Enfus teklikten gelir ve ufakları kurduğunda çoklukları oluşturur. Ancak, «BÜTÜNLÜK-AYNILIK ilkesi» uyarınca, her şey temelde birdir. Örneğin bütün maddî ve enerjik evren sadece KUANTLARDAN kurulmuştur.

İnsan ise «KENDİ CİSMİ» sırrındandır. Antropi olarak insan, kendi cismi dışında kalan ufukları algılar. Oysa insanın bedeni, gövdesi cismi enfüs = Nefislerden değildir. Âfâk insanoğluna şahdamarına kadar yakındır.

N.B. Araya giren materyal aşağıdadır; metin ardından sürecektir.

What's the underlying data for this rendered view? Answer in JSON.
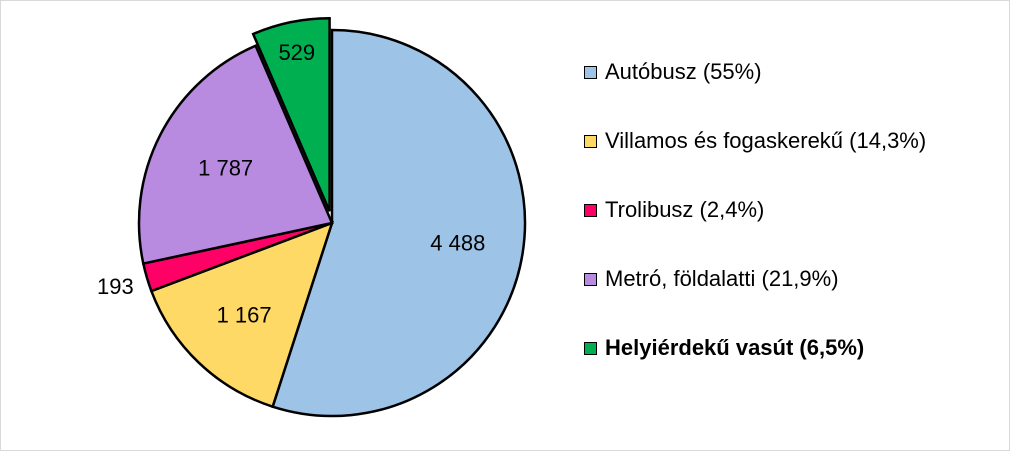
{
  "chart_data": {
    "type": "pie",
    "title": "",
    "slices": [
      {
        "label": "Autóbusz (55%)",
        "value": 4488,
        "display": "4 488",
        "color": "#9dc3e6",
        "exploded": false,
        "bold": false
      },
      {
        "label": "Villamos és fogaskerekű (14,3%)",
        "value": 1167,
        "display": "1 167",
        "color": "#ffd966",
        "exploded": false,
        "bold": false
      },
      {
        "label": "Trolibusz (2,4%)",
        "value": 193,
        "display": "193",
        "color": "#ff0066",
        "exploded": false,
        "bold": false
      },
      {
        "label": "Metró, földalatti (21,9%)",
        "value": 1787,
        "display": "1 787",
        "color": "#b88ae0",
        "exploded": false,
        "bold": false
      },
      {
        "label": "Helyiérdekű vasút (6,5%)",
        "value": 529,
        "display": "529",
        "color": "#00b050",
        "exploded": true,
        "bold": true
      }
    ],
    "start_angle_deg": 0,
    "direction": "clockwise",
    "legend_position": "right"
  }
}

Ama Enfus ona ŞAHDAMARINDAN da yakındır. İnsan ufuklardan sonra kendi yapısında (ve kendi yapısından içerideki süper-mikroskobik yapılar olan) nefsinde de, dış ufukların erişilmez yapılarının özde birleştiğini, birbirinin tıpkısı olduğunu, büyük ile küçüğün şahdamarında aynılaştığını, en uzak ile en yakının, uzayın şahdamarı olan TÜNELLERDE birleştiğini teklik ile çokluğun sonsuz ötesinde birleştiğini görecek, ruhsal yeteneklerini zamanla akademikleştirecektir.

Ateş unsuru yolculuklar, kendi nefsimizin psişik kudretlerinden, ruhsal becerilerimizin sonucudur. En yalın an-tamda, atmosfer dışına çıktığımızda yakıcı kozmik ışınlar içinde seyretmemiz bir «ATEŞ» tipi yolculuktur.

Yine «Güneş'e gidileceği» sırrı da ateş tipi yolcuklardandır, insanın dış ve iç uzayının değişmesi (dış uzaya taşınmamız olan elektromagnetik deşarjlar ve yolculuklar) sonucu kendiliğinden yanma, alev alarak yanıp kül olma da bir ateş tipi yolculuk olup, BEDENSİZ ASTRONOMİ'yi ispatlamaktadır.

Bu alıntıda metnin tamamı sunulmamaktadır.